Sheila Timothy sebagai produser merupakan inisiator ide film ini yang lalu pada akhirnya dia memlih bekerja sama dengan Jay Subiakto untuk menjadi sutradara. Lalu yang gw suka banget, disamping ini film pertama Jay menggarap film panjang, dia juga nggak mau lihat referensi film dokumenter yang lain, biarlah dengan ketidak tahuan itu menjadi modal agar hasil jadinya benar-benar fresh, baru, dan enak dilihat. Selanjutnya Ia mengajak Irfan Ramli sebagai penulis skenario yang terlibat dalam beberapa film seperti Cahaya Dari Timur: Beta Maluku, Surat dari Praha, dan Filosofi Kopi 2: Ben & Jody. Seluruh animasi pada film juga dipercayakan Jay kepada SMK Raden Umar Said Kudus atau RUS Animation. Ia mengaku sengaja menaruh para anak muda agar nuansa film dokumenternya lebih kreatif dan masa kini. Narasi film dokumenter itu diisi oleh Reza Rahadian untuk versi bahasa Indonesia, dan Ario Bayu untuk versi bahasa Inggris. Belum puas lagi sampai disana, Jay mengajak lagi 6 orang sinematografer handal salah satunya ada fotografer ternama sekaligus Leica Ambassador Davy Linggar dan Oscar Motuloh.

Davy Linggar

A post shared by Davy Linggar (@davylinggar) on

Proses Syuting

Film ini dirancang selama 1 tahun, dan memakan waktu 1 bulan penuh untuk syuting. Dengan begitu banyak orang yg terlibat, Jay pun memiliki database potongan syuting sampai 16 TERABYTE! Proses editing pun memakan waktu 3 bulan sendiri karena begitu banyaknya shoot yang bisa dipilih Jay. Menurut Jay memang untuk dokumenter ya seperti ini seharusnya dibuat, lakukan riset sekuat mungkin sedetail dan seakurat mungkin, karena disini bukanlah fiktif, ini sejarah, real terjadi, dan harus diabadikan dengan benar.

Tentang Film

Gw benar-benar nggak mau spoiler film ini, lebih baik nonton sendiri, rasakan nuansa menonton yang berbeda. Bagi gw pribadi menonton film ini seperti melihat lukisan bergerak, pengambilan gambarnya yang begitu indah, kuat sekali sisi art yang ada dan disajikan banyak dengan fast motion maupun slow motion berpadu bersama backsound keras, menggebu-gebu dan menggelorakan penonton yang dibawakan oleh Bara Suara, Banda Neira, dan Indah Perkasa. Semua shoot yang sangat indah ini jadi benar-benar membuat gambar-gambar ini berkelas, sangat fresh dan bisa ditandingkan dengan film-film dokumenter sekelas yang ada di NatGeo sekalipun. Di film ini kita akan belajar bagaimana miniatur Indonesia itu ada di Banda. Disini juga cikal bakal munculnya proklamasi kemerdekaan. Lalu ada cerita juga tentang bagaimana cerita kepulauan ini dahulu, sekarang, dan yang akan diharapkan di kemudian hari. Sangat lengkap, dan benar-benar kita akan lebih menghargai sejarah negara kita sendiri melalui film ini.

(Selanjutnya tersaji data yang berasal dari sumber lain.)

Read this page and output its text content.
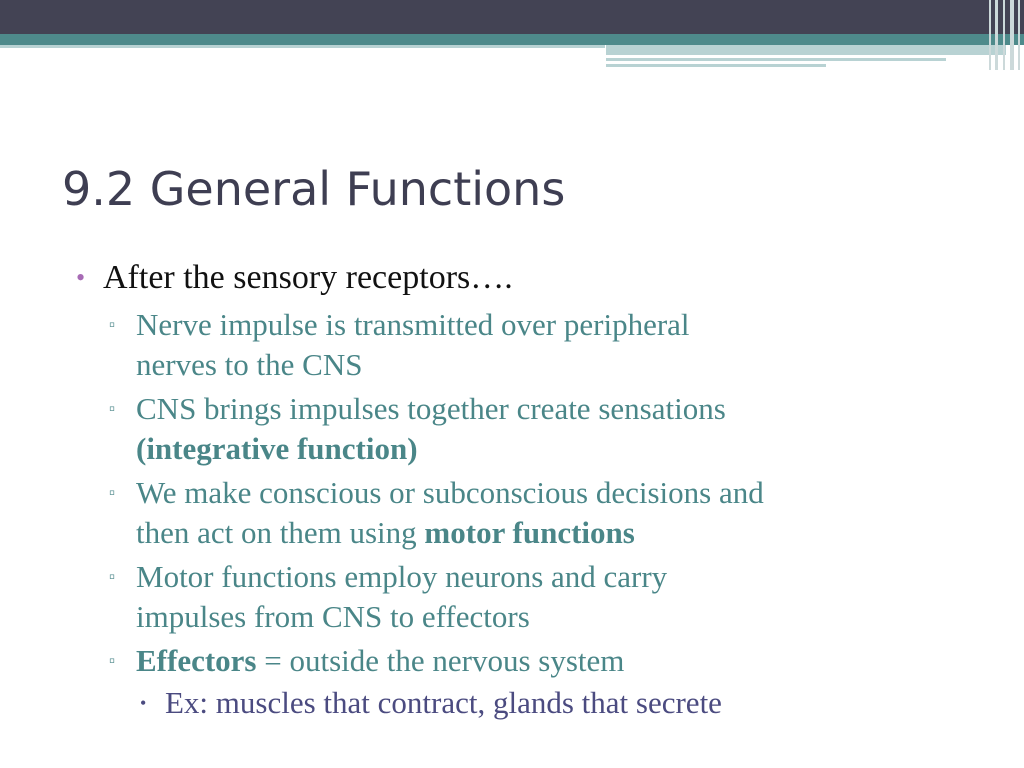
9.2 General Functions
• After the sensory receptors….
▫ Nerve impulse is transmitted over peripheral
nerves to the CNS
▫ CNS brings impulses together create sensations
(integrative function)
▫ We make conscious or subconscious decisions and
then act on them using motor functions
▫ Motor functions employ neurons and carry
impulses from CNS to effectors
▫ Effectors = outside the nervous system
• Ex: muscles that contract, glands that secrete
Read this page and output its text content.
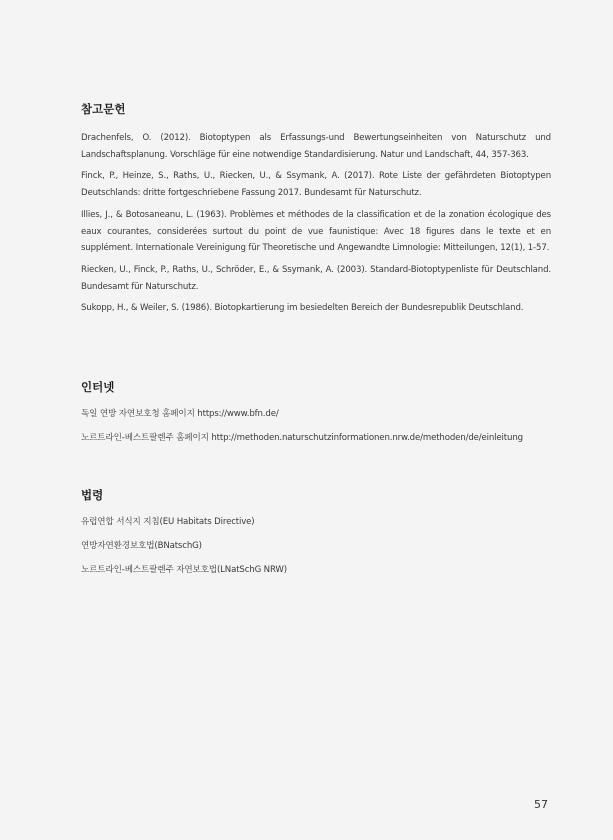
참고문헌

Drachenfels, O. (2012). Biotoptypen als Erfassungs-und Bewertungseinheiten von Naturschutz und Landschaftsplanung. Vorschläge für eine notwendige Standardisierung. Natur und Landschaft, 44, 357-363.

Finck, P., Heinze, S., Raths, U., Riecken, U., & Ssymank, A. (2017). Rote Liste der gefährdeten Biotoptypen Deutschlands: dritte fortgeschriebene Fassung 2017. Bundesamt für Naturschutz.

Illies, J., & Botosaneanu, L. (1963). Problèmes et méthodes de la classification et de la zonation écologique des eaux courantes, considerées surtout du point de vue faunistique: Avec 18 figures dans le texte et en supplément. Internationale Vereinigung für Theoretische und Angewandte Limnologie: Mitteilungen, 12(1), 1-57.

Riecken, U., Finck, P., Raths, U., Schröder, E., & Ssymank, A. (2003). Standard-Biotoptypenliste für Deutschland. Bundesamt für Naturschutz.

Sukopp, H., & Weiler, S. (1986). Biotopkartierung im besiedelten Bereich der Bundesrepublik Deutschland.

인터넷

독일 연방 자연보호청 홈페이지 https://www.bfn.de/

노르트라인-베스트팔렌주 홈페이지 http://methoden.naturschutzinformationen.nrw.de/methoden/de/einleitung

법령

유럽연합 서식지 지침(EU Habitats Directive)

연방자연환경보호법(BNatschG)

노르트라인-베스트팔렌주 자연보호법(LNatSchG NRW)

57
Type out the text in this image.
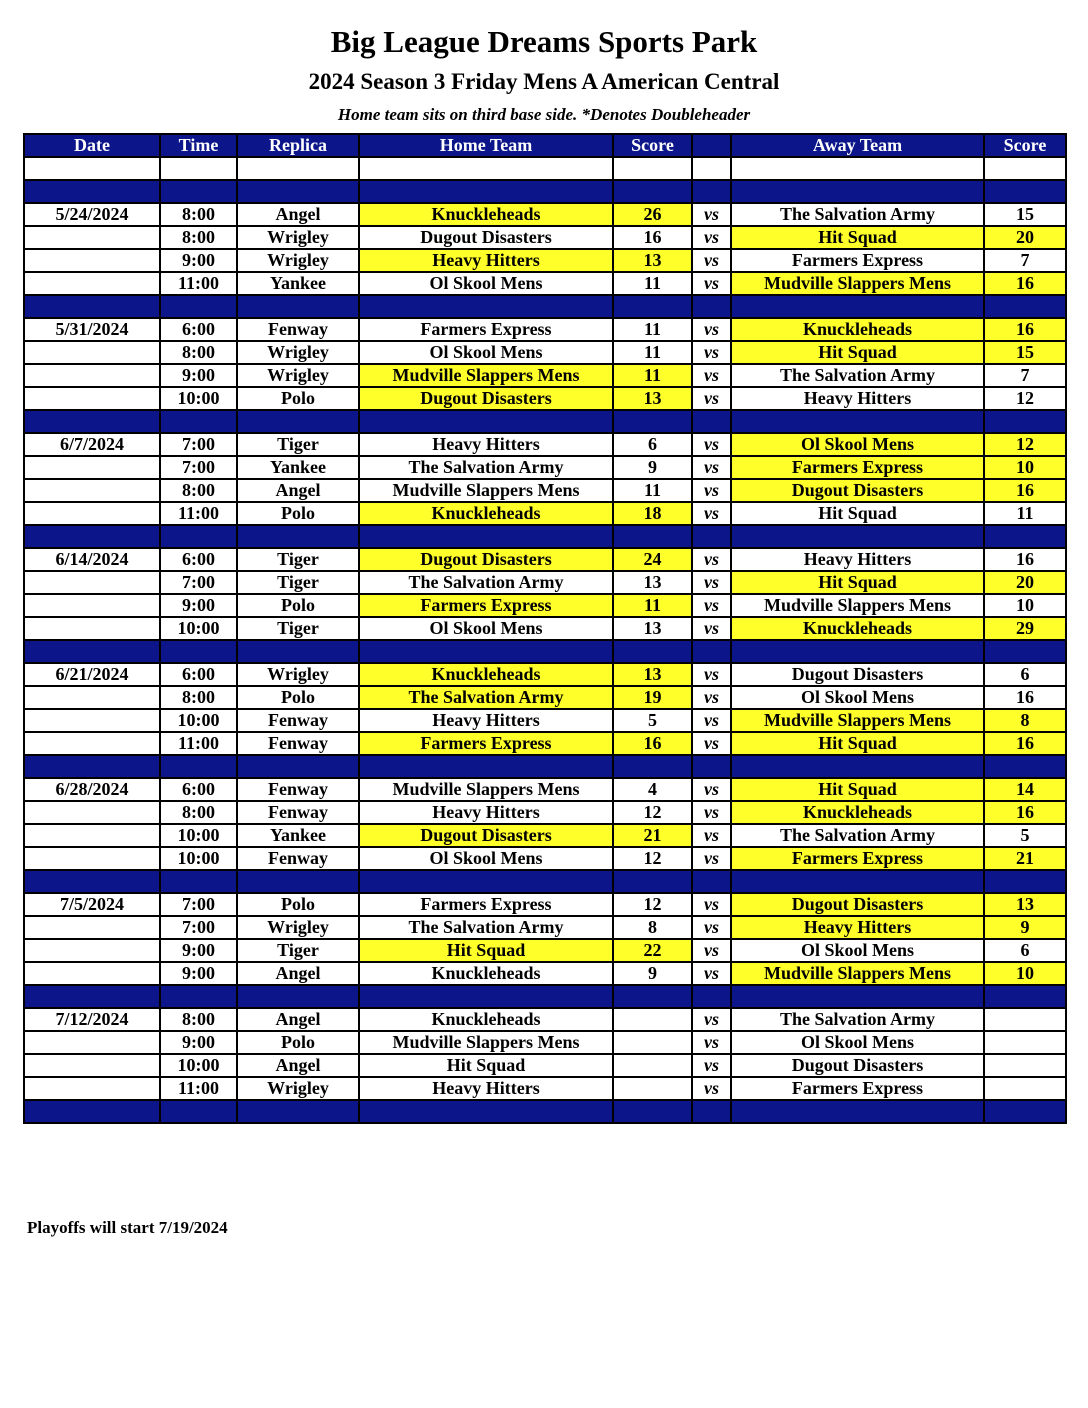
Big League Dreams Sports Park
2024 Season 3 Friday Mens A American Central
Home team sits on third base side. *Denotes Doubleheader
Date	Time	Replica	Home Team	Score		Away Team	Score

5/24/2024	8:00	Angel	Knuckleheads	26	vs	The Salvation Army	15
	8:00	Wrigley	Dugout Disasters	16	vs	Hit Squad	20
	9:00	Wrigley	Heavy Hitters	13	vs	Farmers Express	7
	11:00	Yankee	Ol Skool Mens	11	vs	Mudville Slappers Mens	16

5/31/2024	6:00	Fenway	Farmers Express	11	vs	Knuckleheads	16
	8:00	Wrigley	Ol Skool Mens	11	vs	Hit Squad	15
	9:00	Wrigley	Mudville Slappers Mens	11	vs	The Salvation Army	7
	10:00	Polo	Dugout Disasters	13	vs	Heavy Hitters	12

6/7/2024	7:00	Tiger	Heavy Hitters	6	vs	Ol Skool Mens	12
	7:00	Yankee	The Salvation Army	9	vs	Farmers Express	10
	8:00	Angel	Mudville Slappers Mens	11	vs	Dugout Disasters	16
	11:00	Polo	Knuckleheads	18	vs	Hit Squad	11

6/14/2024	6:00	Tiger	Dugout Disasters	24	vs	Heavy Hitters	16
	7:00	Tiger	The Salvation Army	13	vs	Hit Squad	20
	9:00	Polo	Farmers Express	11	vs	Mudville Slappers Mens	10
	10:00	Tiger	Ol Skool Mens	13	vs	Knuckleheads	29

6/21/2024	6:00	Wrigley	Knuckleheads	13	vs	Dugout Disasters	6
	8:00	Polo	The Salvation Army	19	vs	Ol Skool Mens	16
	10:00	Fenway	Heavy Hitters	5	vs	Mudville Slappers Mens	8
	11:00	Fenway	Farmers Express	16	vs	Hit Squad	16

6/28/2024	6:00	Fenway	Mudville Slappers Mens	4	vs	Hit Squad	14
	8:00	Fenway	Heavy Hitters	12	vs	Knuckleheads	16
	10:00	Yankee	Dugout Disasters	21	vs	The Salvation Army	5
	10:00	Fenway	Ol Skool Mens	12	vs	Farmers Express	21

7/5/2024	7:00	Polo	Farmers Express	12	vs	Dugout Disasters	13
	7:00	Wrigley	The Salvation Army	8	vs	Heavy Hitters	9
	9:00	Tiger	Hit Squad	22	vs	Ol Skool Mens	6
	9:00	Angel	Knuckleheads	9	vs	Mudville Slappers Mens	10

7/12/2024	8:00	Angel	Knuckleheads		vs	The Salvation Army	
	9:00	Polo	Mudville Slappers Mens		vs	Ol Skool Mens	
	10:00	Angel	Hit Squad		vs	Dugout Disasters	
	11:00	Wrigley	Heavy Hitters		vs	Farmers Express	

Playoffs will start 7/19/2024
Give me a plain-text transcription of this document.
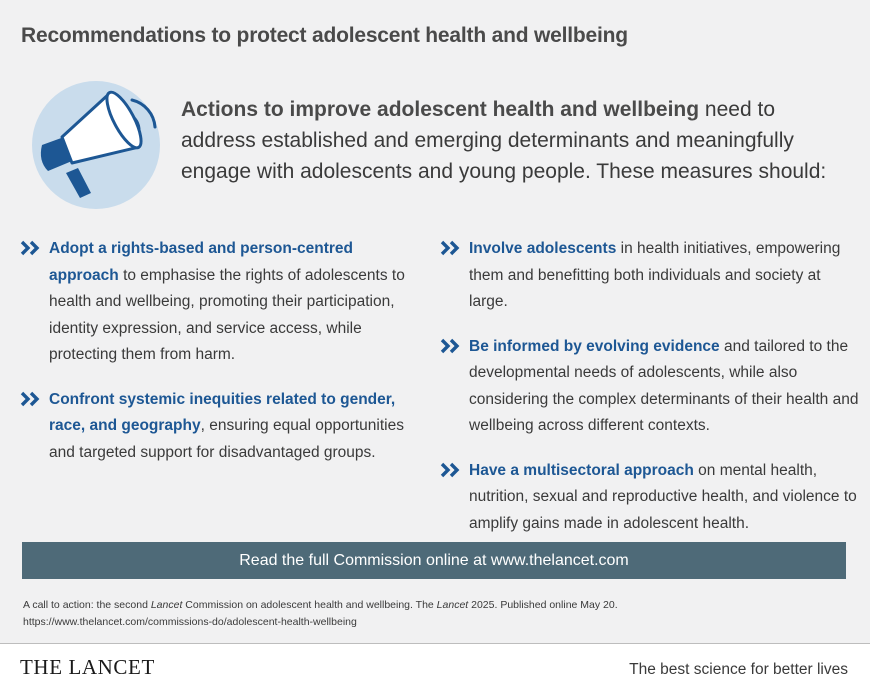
Recommendations to protect adolescent health and wellbeing
Actions to improve adolescent health and wellbeing need to address established and emerging determinants and meaningfully engage with adolescents and young people. These measures should:
Adopt a rights-based and person-centred approach to emphasise the rights of adolescents to health and wellbeing, promoting their participation, identity expression, and service access, while protecting them from harm.
Confront systemic inequities related to gender, race, and geography, ensuring equal opportunities and targeted support for disadvantaged groups.
Involve adolescents in health initiatives, empowering them and benefitting both individuals and society at large.
Be informed by evolving evidence and tailored to the developmental needs of adolescents, while also considering the complex determinants of their health and wellbeing across different contexts.
Have a multisectoral approach on mental health, nutrition, sexual and reproductive health, and violence to amplify gains made in adolescent health.
Read the full Commission online at www.thelancet.com
A call to action: the second Lancet Commission on adolescent health and wellbeing. The Lancet 2025. Published online May 20.
https://www.thelancet.com/commissions-do/adolescent-health-wellbeing
THE LANCET	The best science for better lives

Karena tidak semua bioskop XXI yang menayangkan film ini, segera cari bioskop terdekat mumpung masih ada beberapa hari lagi sebelum akhirnya hilang dari bioskop.

Saat ini film ini akan diikutsertakan di kompetisi film skala internasional, semoga menang dan semoga nama Indonesia makin harum. Terlebih juga semoga semakin banyak lagi film-film seperti ini yang diangkat, mengenalkan sejarah-sejarah daerah lain kepada dunia dan kita semakin mencintai sejarah negara kita sendiri. Selain itu dengan semakin banyak daerah yang diangkat semoga berbanding lurus dengan perekonomian dari sektor pariwisata yang akan terus terdongkrak ke daerah tersebut. Contoh lihatlah Belitung yang benar-benar terangkat dengan Laskar Pelanginya, atau spot-spot di Jogjakarta yang banyak objeknya terangkat karena AADC 2. Jaya selalu film Indonesia.

Jangan berharap negara lain menghargai bangsa ini, bila kita sendiri gemar memperdaya sesama saudara sebangsa, merusak, dan mencuri kekayaan Ibu Pertiwi.